The former general counsel of Apple Inc., Nancy R. Heinen, agreed to pay $2.2 million to settle Securities and Exchange Commission stock-option backdating charges.
Heinen agreed, without admitting to or denying the allegations, to terms that bar her from serving as an officer or director of any public company for five years, and to be suspended from appearing or practicing as an attorney before the commission for three years. According to the SEC’s April 2007 complaint, Heinen caused Apple to fraudulently backdate two large options grants to senior executives of Apple — a February 2001 grant of 4.8 million options to Apple’s executive team and a December 2001 grant of 7.5 million options to Apple CEO Steve Jobs. The original complaint also said that sheltered company records to conceal the fraud.
The complaint alleged that as a result of the backdating Apple underreported its expenses by nearly $40 million.
Also in April 2007, former Apple CFO Fred D. Anderson agreed to pay more than $3.6 million to settle SEC charges stemming from his role in the company’s options backdating scandal.

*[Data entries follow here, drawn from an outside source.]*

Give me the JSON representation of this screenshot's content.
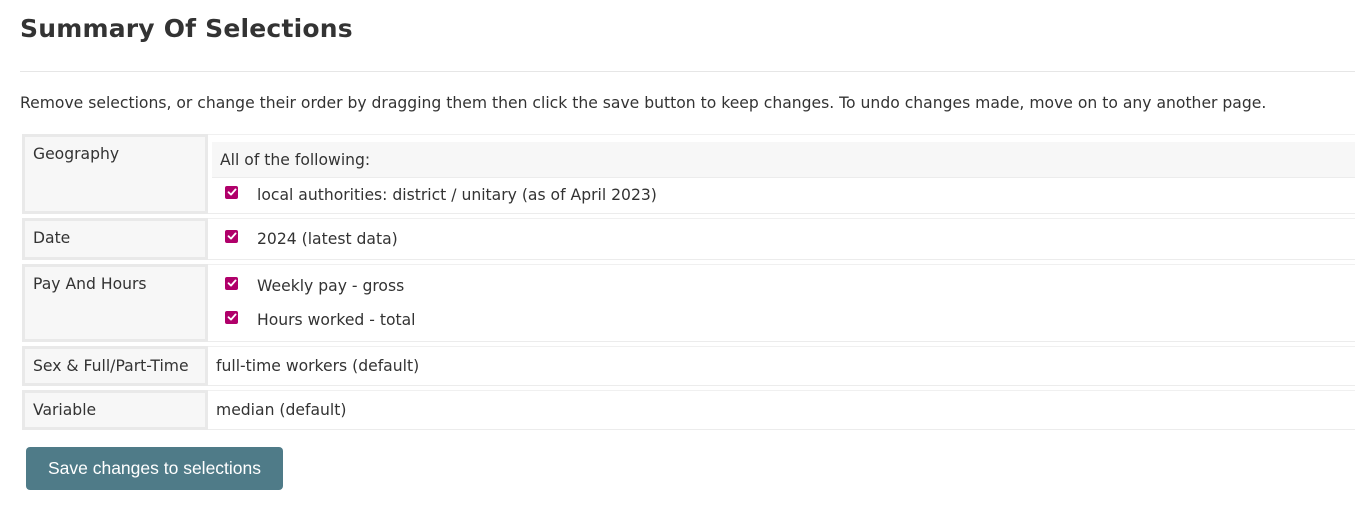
{
  "page": {
    "title": "Summary Of Selections",
    "intro": "Remove selections, or change their order by dragging them then click the save button to keep changes. To undo changes made, move on to any another page."
  },
  "rows": {
    "geography": {
      "label": "Geography",
      "group_head": "All of the following:",
      "items": [
        "local authorities: district / unitary (as of April 2023)"
      ]
    },
    "date": {
      "label": "Date",
      "items": [
        "2024 (latest data)"
      ]
    },
    "pay": {
      "label": "Pay And Hours",
      "items": [
        "Weekly pay - gross",
        "Hours worked - total"
      ]
    },
    "sex": {
      "label": "Sex & Full/Part-Time",
      "value": "full-time workers (default)"
    },
    "variable": {
      "label": "Variable",
      "value": "median (default)"
    }
  },
  "actions": {
    "save_label": "Save changes to selections"
  },
  "colors": {
    "checkbox": "#b0006a",
    "button": "#4f7b88"
  }
}
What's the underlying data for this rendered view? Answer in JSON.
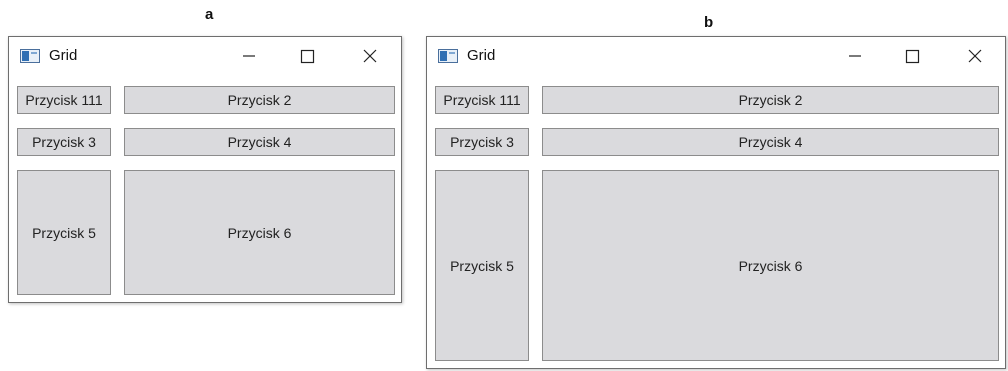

Last year there was much discussion about how deeply Jobs himself was involved with any backdating-related decisions. Apple has maintained that the CEO did recommend “favorable” dates for some option awards, but that he did not “appreciate the accounting implications” of date selection. (The board committee, chaired by former Vice President Al Gore, expressed “complete confidence in Steve Jobs.”) An attorney representing Anderson, however, talked of discussions between the two men in which the CFO advised Jobs that grants “would have to be priced based on the date of the actual board agreement or there could be an accounting charge.” The attorney also said that Anderson had “advised Mr. Jobs that the board would have to confirm its prior approval in a legally satisfactory method,” and that Jobs told Anderson that the board had given prior approval. “Fred relied on these statements by Mr. Jobs and from them concluded the grant was being properly handled,” the attorney said at the time.
The commission said last April that it would not bring any enforcement action against Apple itself, citing the company’s “swift, extensive, and extraordinary cooperation” that included prompt self-reporting, an independent internal investigation, the sharing of the results of that investigation with the government, and the implementation of new controls designed to prevent the recurrence of fraudulent conduct.
Heinen was senior vice president, general counsel, and corporate secretary at Apple. In that position, among other things, she had responsibility for overseeing Apple’s legal group and preparing and certifying the minutes of Apple’s board and its committees. Heinen left Apple in May 2006.